Abstract

IT is not surprising, in view of the long and intimate connexion of Great Britain and India, to learn that a search has revealed a number of examples of Indian art in public and private collections in Great Britain, which in the aggregate and in artistic quality and historic interest is impressive. In the last few months, Dr. K. N. Sita Ram, curator of the Central Museum, Lahore, according to a note in The Times of April 20, has been engaged in a comprehensive survey of the examples of Indian art and archaeology in museums and art galleries throughout the British Isles. After identifying and cataloguing the Buddhist sculptures from Amravati in the British Museum, at the suggestion and with the cooperation of the Museums Association he has examined some fifty collections, travelling so far afield as Elgin, Dublin and Belfast. Not only did he assist in rearranging and relabelling these collections, but he also advised on spurious or indifferent specimens, and in a number of instances discovered treasures which had been overlooked or of which the interest had been unrecognised.
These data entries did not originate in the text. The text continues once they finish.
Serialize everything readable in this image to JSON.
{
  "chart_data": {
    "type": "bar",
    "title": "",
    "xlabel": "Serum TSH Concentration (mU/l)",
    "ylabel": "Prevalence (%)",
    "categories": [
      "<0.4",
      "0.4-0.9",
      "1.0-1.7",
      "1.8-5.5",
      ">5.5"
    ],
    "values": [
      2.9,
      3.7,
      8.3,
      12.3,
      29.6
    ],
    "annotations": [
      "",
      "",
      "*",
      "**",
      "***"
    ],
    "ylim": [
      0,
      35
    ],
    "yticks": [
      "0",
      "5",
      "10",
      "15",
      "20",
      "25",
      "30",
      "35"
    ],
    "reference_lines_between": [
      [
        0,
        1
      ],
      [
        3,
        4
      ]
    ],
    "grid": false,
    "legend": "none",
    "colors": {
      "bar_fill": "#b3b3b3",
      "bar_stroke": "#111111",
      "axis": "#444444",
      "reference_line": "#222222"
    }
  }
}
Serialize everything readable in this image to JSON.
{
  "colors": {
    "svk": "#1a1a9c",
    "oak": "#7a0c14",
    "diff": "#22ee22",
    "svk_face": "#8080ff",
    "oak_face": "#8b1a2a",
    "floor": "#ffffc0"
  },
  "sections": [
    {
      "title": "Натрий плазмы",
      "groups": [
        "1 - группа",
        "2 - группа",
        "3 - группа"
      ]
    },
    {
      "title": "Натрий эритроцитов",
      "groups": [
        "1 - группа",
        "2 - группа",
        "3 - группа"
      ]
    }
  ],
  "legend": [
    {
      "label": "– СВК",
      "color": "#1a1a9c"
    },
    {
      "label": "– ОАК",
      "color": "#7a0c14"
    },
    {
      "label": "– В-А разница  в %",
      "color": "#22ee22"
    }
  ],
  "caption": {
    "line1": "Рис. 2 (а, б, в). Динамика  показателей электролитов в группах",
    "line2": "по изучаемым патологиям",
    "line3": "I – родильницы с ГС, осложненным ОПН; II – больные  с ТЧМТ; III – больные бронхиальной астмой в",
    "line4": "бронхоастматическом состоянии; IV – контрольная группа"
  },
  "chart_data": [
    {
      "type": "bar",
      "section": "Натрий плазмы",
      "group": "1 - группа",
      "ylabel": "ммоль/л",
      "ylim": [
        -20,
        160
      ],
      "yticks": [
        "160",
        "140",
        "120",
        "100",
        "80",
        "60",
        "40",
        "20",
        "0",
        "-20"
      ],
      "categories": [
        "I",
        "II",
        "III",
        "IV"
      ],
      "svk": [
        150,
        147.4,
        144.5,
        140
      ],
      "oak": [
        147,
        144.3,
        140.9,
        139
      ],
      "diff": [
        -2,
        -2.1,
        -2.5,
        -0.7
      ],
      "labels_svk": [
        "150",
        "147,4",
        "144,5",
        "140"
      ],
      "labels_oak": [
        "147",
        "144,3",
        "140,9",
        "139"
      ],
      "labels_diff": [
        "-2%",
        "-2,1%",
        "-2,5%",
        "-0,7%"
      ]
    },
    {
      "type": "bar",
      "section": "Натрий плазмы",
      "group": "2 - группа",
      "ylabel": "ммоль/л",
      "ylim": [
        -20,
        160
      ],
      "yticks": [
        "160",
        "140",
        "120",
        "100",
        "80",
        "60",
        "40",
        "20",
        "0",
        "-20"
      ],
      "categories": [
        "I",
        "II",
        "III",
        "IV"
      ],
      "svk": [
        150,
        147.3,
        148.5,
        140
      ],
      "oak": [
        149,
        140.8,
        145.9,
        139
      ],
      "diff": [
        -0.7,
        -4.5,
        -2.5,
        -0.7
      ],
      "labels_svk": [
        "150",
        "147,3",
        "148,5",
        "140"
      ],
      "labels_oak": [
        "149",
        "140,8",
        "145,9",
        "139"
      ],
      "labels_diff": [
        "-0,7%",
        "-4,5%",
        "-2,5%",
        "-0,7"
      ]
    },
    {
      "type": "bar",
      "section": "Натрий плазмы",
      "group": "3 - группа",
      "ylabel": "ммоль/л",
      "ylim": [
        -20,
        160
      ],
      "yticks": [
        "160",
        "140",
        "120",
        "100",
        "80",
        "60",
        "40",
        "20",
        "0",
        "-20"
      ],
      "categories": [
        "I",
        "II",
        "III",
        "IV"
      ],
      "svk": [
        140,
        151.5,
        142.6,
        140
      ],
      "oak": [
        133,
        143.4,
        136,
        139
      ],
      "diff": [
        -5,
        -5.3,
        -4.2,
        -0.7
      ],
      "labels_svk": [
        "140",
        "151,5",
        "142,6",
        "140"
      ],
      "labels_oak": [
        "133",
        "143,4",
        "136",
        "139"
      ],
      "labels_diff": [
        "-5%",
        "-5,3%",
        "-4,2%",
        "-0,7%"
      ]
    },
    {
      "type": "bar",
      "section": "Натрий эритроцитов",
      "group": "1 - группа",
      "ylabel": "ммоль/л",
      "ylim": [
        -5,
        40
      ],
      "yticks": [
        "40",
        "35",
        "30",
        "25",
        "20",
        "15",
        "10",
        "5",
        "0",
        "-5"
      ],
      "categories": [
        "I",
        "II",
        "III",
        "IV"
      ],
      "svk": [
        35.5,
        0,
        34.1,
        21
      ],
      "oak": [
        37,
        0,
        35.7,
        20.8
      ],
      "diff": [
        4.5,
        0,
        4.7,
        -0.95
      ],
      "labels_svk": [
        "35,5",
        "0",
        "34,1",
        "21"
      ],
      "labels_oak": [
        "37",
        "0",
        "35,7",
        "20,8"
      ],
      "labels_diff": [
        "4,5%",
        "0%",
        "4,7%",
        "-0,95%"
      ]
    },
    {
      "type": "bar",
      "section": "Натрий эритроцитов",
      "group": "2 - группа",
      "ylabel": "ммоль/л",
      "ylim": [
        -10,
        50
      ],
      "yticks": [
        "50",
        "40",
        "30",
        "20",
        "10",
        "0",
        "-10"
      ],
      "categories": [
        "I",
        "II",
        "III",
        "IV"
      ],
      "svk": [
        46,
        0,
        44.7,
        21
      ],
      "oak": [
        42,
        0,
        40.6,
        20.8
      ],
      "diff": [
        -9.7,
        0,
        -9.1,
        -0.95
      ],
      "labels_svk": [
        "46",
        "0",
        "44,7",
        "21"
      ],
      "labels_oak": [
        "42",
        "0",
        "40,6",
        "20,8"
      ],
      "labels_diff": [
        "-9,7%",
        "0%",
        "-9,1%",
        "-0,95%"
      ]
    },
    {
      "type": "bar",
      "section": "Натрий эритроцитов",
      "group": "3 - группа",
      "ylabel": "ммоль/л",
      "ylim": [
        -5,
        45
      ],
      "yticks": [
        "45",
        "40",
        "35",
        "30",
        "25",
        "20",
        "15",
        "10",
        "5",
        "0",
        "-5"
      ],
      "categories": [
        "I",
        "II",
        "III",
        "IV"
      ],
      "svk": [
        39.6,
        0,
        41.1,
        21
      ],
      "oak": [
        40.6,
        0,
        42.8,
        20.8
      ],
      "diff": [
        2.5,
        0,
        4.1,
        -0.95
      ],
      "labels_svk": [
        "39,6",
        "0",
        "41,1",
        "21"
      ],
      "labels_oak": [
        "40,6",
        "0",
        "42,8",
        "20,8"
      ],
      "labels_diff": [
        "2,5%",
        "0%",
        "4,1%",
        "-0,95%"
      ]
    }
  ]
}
As a result of his inspection, choice specimens from private collections in several instances have now been placed in local museums. Among the rarer and more unexpected of his finds are examples of Buddhist sculpture from Java at Edinburgh, Dublin, Elgin and Hawick, fine paintings of the Rajput, Kangra, and Moghul Schools at Halifax, Manchester and Edinburgh, and sculptures of the great Gandhara period and South Indian bronzes in many collections. Dr. Sita Ram, it is stated, is confident that without unduly depleting local collections, it is possible to get together ample material from Java and India now in the British Isles to provide for the central museum of Asiatic art and antiquities, which those who are interested in British national collections are convinced is an urgent need of the present time.